Mike DeAngelis is spokesman for CVS Caremark, the largest PBM for Kentucky Medicaid. DeAngelis said the profits CVS made went back into programs for Medicaid enrollees.
“The spread, to the extent there is any in a PBM contract, is not a PBM’s profit,” DeAngelis wrote in an email. “It is used to fund benefit services provided to plan sponsors as well as clinical programs to support patients.”
He added that CVS Caremark also doesn’t have to use spread pricing. It can use another payment model where the company would charge Medicaid for the price of medication, a dispensing fee and an administrative fee. This type of pricing is considered more transparent, according to the state’s report.
Kentucky Pharmacists Association President Chris Palutis said it’s been hard to obtain information from PBMs on their pricing strategies.
“If the state is paying x dollars for prescription drugs, and the pharmacies are not seeing that money, that money is being held by the middleman,” Palutis said.

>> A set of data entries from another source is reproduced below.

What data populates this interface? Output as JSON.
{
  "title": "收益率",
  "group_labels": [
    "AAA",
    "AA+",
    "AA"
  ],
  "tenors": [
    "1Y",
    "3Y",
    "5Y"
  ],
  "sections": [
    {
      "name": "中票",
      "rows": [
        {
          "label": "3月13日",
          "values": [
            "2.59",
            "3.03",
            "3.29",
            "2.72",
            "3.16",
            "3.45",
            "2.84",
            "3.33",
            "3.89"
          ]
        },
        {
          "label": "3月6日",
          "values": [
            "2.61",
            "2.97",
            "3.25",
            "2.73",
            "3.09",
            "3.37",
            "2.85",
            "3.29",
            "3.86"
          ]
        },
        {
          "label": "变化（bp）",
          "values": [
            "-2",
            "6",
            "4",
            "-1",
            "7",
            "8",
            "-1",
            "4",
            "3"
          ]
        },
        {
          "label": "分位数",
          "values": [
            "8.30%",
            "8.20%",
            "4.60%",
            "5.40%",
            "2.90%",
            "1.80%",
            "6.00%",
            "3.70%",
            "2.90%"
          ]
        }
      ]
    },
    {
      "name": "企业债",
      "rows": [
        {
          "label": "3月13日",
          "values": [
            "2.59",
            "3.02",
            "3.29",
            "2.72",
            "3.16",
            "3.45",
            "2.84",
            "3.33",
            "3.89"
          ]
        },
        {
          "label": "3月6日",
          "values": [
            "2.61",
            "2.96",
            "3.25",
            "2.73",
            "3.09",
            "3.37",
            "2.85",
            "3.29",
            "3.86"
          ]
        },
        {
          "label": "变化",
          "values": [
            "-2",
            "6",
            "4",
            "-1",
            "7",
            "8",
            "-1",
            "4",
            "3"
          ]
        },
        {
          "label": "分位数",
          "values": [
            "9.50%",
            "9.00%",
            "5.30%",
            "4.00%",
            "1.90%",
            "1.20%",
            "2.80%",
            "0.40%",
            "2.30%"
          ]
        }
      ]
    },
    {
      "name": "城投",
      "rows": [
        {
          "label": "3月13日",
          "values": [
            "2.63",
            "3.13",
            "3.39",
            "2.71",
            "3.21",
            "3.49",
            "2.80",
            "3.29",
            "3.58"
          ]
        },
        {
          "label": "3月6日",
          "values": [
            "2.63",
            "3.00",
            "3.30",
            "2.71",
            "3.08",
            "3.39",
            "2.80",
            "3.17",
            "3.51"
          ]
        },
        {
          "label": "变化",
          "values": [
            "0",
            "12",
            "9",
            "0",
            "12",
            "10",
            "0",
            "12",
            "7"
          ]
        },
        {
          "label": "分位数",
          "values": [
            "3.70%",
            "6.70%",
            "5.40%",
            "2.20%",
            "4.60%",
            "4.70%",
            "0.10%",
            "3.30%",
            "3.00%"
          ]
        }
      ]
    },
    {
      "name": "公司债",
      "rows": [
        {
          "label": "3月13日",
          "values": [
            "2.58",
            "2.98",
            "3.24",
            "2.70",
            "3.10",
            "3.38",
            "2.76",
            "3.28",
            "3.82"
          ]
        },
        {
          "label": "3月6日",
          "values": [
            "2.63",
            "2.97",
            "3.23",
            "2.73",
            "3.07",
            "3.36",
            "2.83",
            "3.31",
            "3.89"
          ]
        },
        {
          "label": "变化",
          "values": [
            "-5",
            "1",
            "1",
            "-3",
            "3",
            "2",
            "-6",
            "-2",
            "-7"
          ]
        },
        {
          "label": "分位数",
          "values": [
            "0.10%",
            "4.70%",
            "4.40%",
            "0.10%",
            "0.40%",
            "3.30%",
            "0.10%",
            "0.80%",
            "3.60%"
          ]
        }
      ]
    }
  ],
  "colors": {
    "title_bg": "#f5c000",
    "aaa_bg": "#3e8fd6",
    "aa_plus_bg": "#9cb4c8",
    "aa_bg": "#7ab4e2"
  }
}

Palutis said it wouldn’t take legislative action to eliminate spread pricing. He said state officials could mandate that spread pricing not be used. And indeed, Kentucky’s Medicaid program could do this, following in the footsteps of other states like Texas.
Spread pricing has also come under fire in other states in recent years. In 2018, a report found that PBMs in Ohio charged the state 8.8 percent more than was paid to pharmacies – totaling about $224 million. Ohio officials later changed the way PBMs pay pharmacies, eliminating the option for companies to charge the state more than what it paid to pharmacies.
And just this month the Trump Administration proposed a federal rule that would push drug companies to offer drug discounts to patients, reducing how much PBMs are used in the Medicare program.